In his discussion of Renoir’s increasing receptivity to the influence of the old masters in the 1890s, House emphasised the influence of French rococo painters and of Corot. A favoured eighteenth century subject – the young child – captured Renoir’s attention after Jean’s birth in 1894. Referring to the present composition he noted that it ‘has clear echoes of many old master paintings, among them two which Renoir knew well in the Louvre, Correggio’s Mystic Marriage of St. Catherine and Ruben’s Hélène Fourment and Her Children. But such resemblances are generic, not specific; the conventions of such paintings suggested a format which Renoir chose to adopt here. The Rubens (which Renoir has copied in his youth) may have had a more particular relevance for him the in 1890s, for its technique: Jeanne Baudot remembered how Renoir examined the Louvre’s paintings by Rubens in these years, “seeking to discover the procedure he used when he laid in the beginnings of his paintings.” The thinly worked, freely brushed surfaces of Hélène Fourment and her children can well be compared with Gabrielle, Jean and a girl, where the brush fluently suggests forms and highlights without tight contours or loaded impasto.’
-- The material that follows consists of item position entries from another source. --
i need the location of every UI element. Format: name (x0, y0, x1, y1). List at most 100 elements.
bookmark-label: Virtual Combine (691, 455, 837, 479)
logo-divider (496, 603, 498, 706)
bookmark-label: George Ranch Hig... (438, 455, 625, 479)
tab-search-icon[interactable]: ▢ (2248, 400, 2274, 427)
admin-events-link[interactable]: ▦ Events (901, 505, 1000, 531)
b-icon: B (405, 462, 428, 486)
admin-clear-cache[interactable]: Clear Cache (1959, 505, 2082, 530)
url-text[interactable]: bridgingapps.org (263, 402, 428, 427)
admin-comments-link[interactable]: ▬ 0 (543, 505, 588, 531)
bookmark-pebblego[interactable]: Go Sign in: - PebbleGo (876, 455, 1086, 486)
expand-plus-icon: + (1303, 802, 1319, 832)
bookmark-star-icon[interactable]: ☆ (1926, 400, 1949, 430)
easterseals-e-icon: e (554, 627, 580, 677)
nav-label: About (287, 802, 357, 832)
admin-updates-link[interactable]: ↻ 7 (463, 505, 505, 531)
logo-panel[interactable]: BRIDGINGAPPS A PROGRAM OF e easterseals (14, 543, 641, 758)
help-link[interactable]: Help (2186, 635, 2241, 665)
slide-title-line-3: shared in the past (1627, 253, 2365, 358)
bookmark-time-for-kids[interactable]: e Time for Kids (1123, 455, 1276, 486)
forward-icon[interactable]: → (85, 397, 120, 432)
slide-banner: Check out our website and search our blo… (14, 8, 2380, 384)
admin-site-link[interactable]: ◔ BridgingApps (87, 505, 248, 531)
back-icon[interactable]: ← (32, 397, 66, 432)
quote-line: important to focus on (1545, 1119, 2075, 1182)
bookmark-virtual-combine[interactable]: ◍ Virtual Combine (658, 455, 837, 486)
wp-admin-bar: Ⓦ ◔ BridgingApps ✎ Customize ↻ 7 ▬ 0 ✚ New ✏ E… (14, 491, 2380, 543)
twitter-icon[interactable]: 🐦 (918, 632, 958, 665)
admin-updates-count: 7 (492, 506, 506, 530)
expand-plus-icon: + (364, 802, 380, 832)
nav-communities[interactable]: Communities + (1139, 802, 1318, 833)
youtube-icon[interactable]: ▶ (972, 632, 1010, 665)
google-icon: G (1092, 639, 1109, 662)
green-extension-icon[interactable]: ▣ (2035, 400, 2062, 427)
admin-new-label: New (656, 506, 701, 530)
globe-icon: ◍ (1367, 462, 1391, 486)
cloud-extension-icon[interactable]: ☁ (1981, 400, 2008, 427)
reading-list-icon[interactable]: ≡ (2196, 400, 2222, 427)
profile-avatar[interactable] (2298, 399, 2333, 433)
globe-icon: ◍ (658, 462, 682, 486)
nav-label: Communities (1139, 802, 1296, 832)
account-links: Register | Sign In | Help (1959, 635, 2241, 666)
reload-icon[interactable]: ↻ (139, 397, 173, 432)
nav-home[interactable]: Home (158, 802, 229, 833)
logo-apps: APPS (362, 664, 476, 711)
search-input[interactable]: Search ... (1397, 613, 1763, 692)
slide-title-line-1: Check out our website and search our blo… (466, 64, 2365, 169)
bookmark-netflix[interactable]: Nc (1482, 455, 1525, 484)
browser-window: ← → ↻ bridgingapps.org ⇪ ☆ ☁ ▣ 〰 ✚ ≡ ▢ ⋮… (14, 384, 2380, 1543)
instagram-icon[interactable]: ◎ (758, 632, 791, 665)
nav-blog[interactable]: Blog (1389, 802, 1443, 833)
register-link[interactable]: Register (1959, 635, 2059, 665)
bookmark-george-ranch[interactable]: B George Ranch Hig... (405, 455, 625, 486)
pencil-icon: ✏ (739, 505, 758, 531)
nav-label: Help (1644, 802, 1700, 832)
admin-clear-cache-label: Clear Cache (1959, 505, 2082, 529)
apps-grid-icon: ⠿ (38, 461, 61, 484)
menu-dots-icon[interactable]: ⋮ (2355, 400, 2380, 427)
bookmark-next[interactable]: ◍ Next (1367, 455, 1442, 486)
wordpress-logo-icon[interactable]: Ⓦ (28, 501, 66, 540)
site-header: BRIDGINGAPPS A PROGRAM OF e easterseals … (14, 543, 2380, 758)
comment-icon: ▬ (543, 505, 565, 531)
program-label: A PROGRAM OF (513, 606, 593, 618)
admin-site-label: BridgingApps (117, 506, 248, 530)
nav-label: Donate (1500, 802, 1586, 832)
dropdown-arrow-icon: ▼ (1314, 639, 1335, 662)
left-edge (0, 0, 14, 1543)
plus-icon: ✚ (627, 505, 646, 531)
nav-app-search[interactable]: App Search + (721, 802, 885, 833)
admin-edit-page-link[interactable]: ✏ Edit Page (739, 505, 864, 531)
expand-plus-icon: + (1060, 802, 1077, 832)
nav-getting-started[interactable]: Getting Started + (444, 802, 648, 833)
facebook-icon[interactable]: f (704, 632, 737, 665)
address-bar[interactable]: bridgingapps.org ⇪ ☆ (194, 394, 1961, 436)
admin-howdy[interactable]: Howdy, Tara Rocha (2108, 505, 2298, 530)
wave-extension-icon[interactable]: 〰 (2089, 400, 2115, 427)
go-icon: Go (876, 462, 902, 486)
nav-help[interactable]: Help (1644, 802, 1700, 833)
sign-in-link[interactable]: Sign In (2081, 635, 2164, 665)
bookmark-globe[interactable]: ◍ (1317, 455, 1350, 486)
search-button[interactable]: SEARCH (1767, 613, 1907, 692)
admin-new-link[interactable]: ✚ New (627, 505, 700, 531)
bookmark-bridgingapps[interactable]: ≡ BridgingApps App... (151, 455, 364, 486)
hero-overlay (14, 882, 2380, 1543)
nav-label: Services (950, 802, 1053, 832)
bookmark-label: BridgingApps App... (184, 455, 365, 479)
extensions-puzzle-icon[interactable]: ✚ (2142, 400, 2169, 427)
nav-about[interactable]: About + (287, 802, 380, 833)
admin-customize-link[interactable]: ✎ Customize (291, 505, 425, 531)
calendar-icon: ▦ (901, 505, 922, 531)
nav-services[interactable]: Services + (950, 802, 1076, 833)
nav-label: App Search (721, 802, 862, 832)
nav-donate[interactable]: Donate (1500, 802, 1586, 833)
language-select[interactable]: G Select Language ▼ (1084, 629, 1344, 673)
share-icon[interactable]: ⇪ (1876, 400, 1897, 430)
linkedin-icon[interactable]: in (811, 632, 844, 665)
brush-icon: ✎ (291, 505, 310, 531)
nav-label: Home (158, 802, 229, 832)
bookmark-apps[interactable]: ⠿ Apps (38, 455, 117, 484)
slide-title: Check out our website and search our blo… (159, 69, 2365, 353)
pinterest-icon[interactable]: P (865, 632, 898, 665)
At this late stage in his career, Renoir has no qualms about applying to his own art the lessons he had acquired, both technical and stylistic, from his intensive study of the old masters. As firmly and deliberately composed as a Renaissance Virgin and Child, Gabrielle, Jean et une fille is, however, as intimate in feeling and as richly coloured and luminous in tone as his great Impressionist canvases of the 1870s.